PersDB 2008
2nd International Workshop on
Personalized Access, Profile Management, and Context Awareness: Databases
Aims and Scope
Proliferation of database-driven web sites has brought upon a plethora of applications where different notions of user and context information are of paramount importance. Monitoring and trading stock portfolios, blog aggregation and news notification, dataset sharing, weather tracking, and even simple search are just a few examples of applications that can all be personalized based on users´ individual or social profiles that may include their preferences, interests, educational backgrounds, and other characteristics. Similarly, all these can be affected by their operational context, which may include the location, time, and other features of their environment. Hence, a key characteristic of emerging database systems will be customizability of their behavior taking into account the various characteristics, preferences, and needs of individual users or groups of users, as well as the context in which these users interact with the system.
The trend towards more user-centric, personalized, and context-aware database systems requires new models and techniques able to provide users with the "right information at the "right time" in the "right place". In doing so, there are three major stages one has to go through, each one raising its own rich set of problems:
- User modeling, where particular user characteristics, interests, preferences, and abilities are identified as critical for the applications of concern and placed within an appropriate framework or model;
- User profiling, where through observations of a user´s behavior or through direct input, a particular profile for a user (or a group/community of users) or the context is created following the structure of the user model of choice;
- Personalization, where the particular profile is used to modify some aspects of the system behavior and user experience.

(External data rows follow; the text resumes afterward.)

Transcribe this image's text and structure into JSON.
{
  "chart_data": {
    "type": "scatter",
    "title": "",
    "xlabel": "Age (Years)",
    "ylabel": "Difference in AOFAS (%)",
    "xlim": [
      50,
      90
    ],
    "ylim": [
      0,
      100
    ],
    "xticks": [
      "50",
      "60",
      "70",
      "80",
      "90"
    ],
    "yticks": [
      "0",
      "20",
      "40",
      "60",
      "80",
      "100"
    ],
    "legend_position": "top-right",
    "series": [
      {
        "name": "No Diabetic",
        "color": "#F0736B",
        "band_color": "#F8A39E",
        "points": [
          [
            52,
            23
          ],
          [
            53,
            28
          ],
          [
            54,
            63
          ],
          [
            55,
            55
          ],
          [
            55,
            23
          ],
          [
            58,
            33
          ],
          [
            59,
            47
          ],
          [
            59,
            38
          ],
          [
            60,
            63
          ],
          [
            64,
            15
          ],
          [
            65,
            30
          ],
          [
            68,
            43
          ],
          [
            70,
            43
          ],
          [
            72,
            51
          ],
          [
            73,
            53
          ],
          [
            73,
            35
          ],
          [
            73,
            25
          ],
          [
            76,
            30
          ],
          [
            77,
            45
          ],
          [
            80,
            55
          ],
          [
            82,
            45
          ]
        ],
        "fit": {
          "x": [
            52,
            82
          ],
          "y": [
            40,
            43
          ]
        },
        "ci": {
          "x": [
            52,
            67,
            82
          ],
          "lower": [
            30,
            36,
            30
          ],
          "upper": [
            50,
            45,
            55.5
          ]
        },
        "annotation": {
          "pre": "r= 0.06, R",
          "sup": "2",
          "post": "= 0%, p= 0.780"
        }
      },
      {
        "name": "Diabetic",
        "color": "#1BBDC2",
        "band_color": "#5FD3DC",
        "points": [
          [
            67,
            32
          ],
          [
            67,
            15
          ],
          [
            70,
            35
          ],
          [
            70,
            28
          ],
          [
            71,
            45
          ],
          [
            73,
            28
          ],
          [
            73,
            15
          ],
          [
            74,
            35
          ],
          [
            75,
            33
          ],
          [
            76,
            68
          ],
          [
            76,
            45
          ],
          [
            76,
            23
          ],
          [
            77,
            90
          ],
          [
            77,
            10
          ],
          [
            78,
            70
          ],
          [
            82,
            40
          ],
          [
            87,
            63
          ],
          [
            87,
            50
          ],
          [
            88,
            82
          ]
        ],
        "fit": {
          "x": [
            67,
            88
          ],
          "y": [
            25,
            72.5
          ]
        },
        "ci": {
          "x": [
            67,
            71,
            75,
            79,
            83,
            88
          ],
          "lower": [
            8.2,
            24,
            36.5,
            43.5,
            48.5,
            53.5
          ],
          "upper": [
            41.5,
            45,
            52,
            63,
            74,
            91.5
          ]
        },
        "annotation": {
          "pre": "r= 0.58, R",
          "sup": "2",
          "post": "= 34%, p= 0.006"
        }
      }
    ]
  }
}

These three stages may be similarly identified for contextualization and give rise to analogous sets of research problems: context modeling identifies environment features of interest, context profiling "reads" the environment through automatic assessment or direct user input, and contextualization uses the context established to influence the behavior of the system. It should be noted that personalization and contextualization may affect database system functionality at several levels: designing the user interface, enhancing and reformulating the user query, content selection, content sharing, query routing and resource allocation in a distributed database federation, admission control, caching and scheduling, and managing the actual data. Defining metrics and methods for measuring the system´s effectiveness from the user perspective is also very significant. Exploring the possible relations between contextualization and personalization is of particular interest. First, contextualization can be used as a personalization mechanism by viewing a user´s profile as a particular case of context. Alternatively, users may have different, individual or social, profiles depending on the context in which they operate each time.
The PersDB 2008 workshop aims at providing a forum for presentation of the latest research results, new technology developments, and new applications in the areas of personalized access, profile management, and context awareness in database systems.
Topics
Relevant topics of PersDB 2008 include but are not limited to the following:
- Personal and social databases
- Database user behavior modeling
- Database user preference modeling
- Analyzing database user access patterns
- User profiling and preference elicitation
- Personalized content access
- Community-based data sharing
- Query personalization, publish/subscribe and recommender systems
- Personal ontology modeling and use
- Personal information management
- Adaptive database systems
- User-centric data management and computing
- User-centric admission control and scheduling algorithms
- User-centric query routing
- Architectures for personalized privacy in databases
- Multimodal ubiquitous environments
- Location-based database services
- Context modeling and context identification
- Context-aware, personalized computing in databases
- Context-aware system architectures
- Context-aware user profiling and personalization
- Intelligent browsing and navigation over databases
- Evaluation methodologies and metrics
Contributions may describe original research, practical experiences, novel applications, and evaluation studies.